De 2006 à 2009, le nombre d'erreurs médicales commises dans les établissements de santé du Québec n'a cessé d'augmenter, révèlent des données obtenues grâce à la Loi sur l'accès à l'information.

Au seul hôpital Charles-LeMoyne, à Longueuil, le nombre de déclarations a augmenté de 80% pour atteindre 6200. Mais puisque le registre national des incidents et accidents, attendu depuis plus de huit ans, n'a toujours pas été créé, il est impossible d'avoir un portrait exact et uniforme de la situation. Après avoir promis de lancer ce registre en 2008, puis en 2010, le ministère de la Santé affirme maintenant que ce sera fait au printemps.

Depuis 2002, les hôpitaux sont obligés de tenir un registre local des incidents et accidents. Mais chacun compile ses données à sa façon, ce qui empêche toute comparaison à l'échelle provinciale. Dans son rapport 2007, le Protecteur du citoyen a noté la grande disparité entre les façons de faire des établissements. Et la situation n'a pas changé depuis.

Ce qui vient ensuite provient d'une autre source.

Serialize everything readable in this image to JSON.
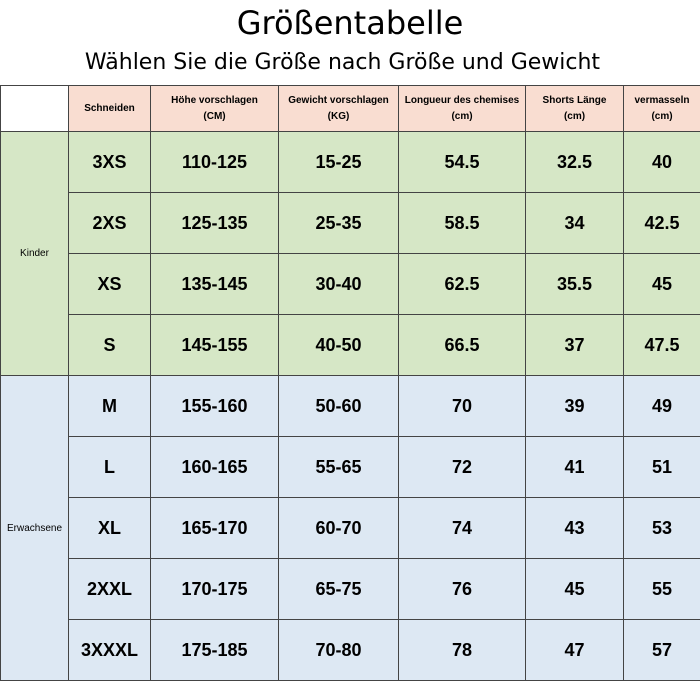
{
  "header": {
    "title": "Größentabelle",
    "subtitle": "Wählen Sie die Größe nach Größe und Gewicht"
  },
  "table": {
    "columns": [
      {
        "name": "Schneiden"
      },
      {
        "name": "Höhe vorschlagen",
        "unit": "(CM)"
      },
      {
        "name": "Gewicht vorschlagen",
        "unit": "(KG)"
      },
      {
        "name": "Longueur des chemises",
        "unit": "(cm)"
      },
      {
        "name": "Shorts Länge",
        "unit": "(cm)"
      },
      {
        "name": "vermasseln",
        "unit": "(cm)"
      }
    ],
    "groups": [
      {
        "label": "Kinder",
        "rows": [
          [
            "3XS",
            "110-125",
            "15-25",
            "54.5",
            "32.5",
            "40"
          ],
          [
            "2XS",
            "125-135",
            "25-35",
            "58.5",
            "34",
            "42.5"
          ],
          [
            "XS",
            "135-145",
            "30-40",
            "62.5",
            "35.5",
            "45"
          ],
          [
            "S",
            "145-155",
            "40-50",
            "66.5",
            "37",
            "47.5"
          ]
        ]
      },
      {
        "label": "Erwachsene",
        "rows": [
          [
            "M",
            "155-160",
            "50-60",
            "70",
            "39",
            "49"
          ],
          [
            "L",
            "160-165",
            "55-65",
            "72",
            "41",
            "51"
          ],
          [
            "XL",
            "165-170",
            "60-70",
            "74",
            "43",
            "53"
          ],
          [
            "2XXL",
            "170-175",
            "65-75",
            "76",
            "45",
            "55"
          ],
          [
            "3XXXL",
            "175-185",
            "70-80",
            "78",
            "47",
            "57"
          ]
        ]
      }
    ]
  }
}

Lorsqu'on compare les registres, force est de constater que leur contenu varie grandement d'un hôpital à l'autre. Si certaines statistiques sont compilées partout, comme le nombre de chutes et d'erreurs de médicaments, d'autres données varient. Certains établissements récoltent des données détaillées sur l'origine de l'incident (erreur de diète, de test diagnostique, de transfusion...). L'hôpital Charles-LeMoyne a notamment recensé 77 cas d'agression ou de violence l'an dernier. Qu'en est-il ailleurs? Impossible de le dire.

La culture de divulgation des erreurs médicales varie aussi d'un endroit à l'autre. Certains hôpitaux encouragent leurs employés à déclarer tout accident ou incident, ce qui pousse les statistiques à la hausse. C'est le cas de l'hôpital Maisonneuve-Rosemont et du Centre hospitalier universitaire de Québec, où le nombre de déclarations a bondi respectivement de 73% et 211% en quatre ans.

Registre encore repoussé

Le gouvernement n'a cessé de reporter le lancement du registre national des incidents et accidents. Un ennui technique est à l'origine du dernier report. Les établissements de santé utilisaient des logiciels différents pour comptabiliser leurs incidents et accidents. L'un de ces logiciels ne serait pas compatible avec le registre national. La porte-parole du ministère de la Santé, Nathalie Lévesque, explique que 67% des établissements sont déjà reliés au registre national et que les autres le seront d'ici à quelques mois.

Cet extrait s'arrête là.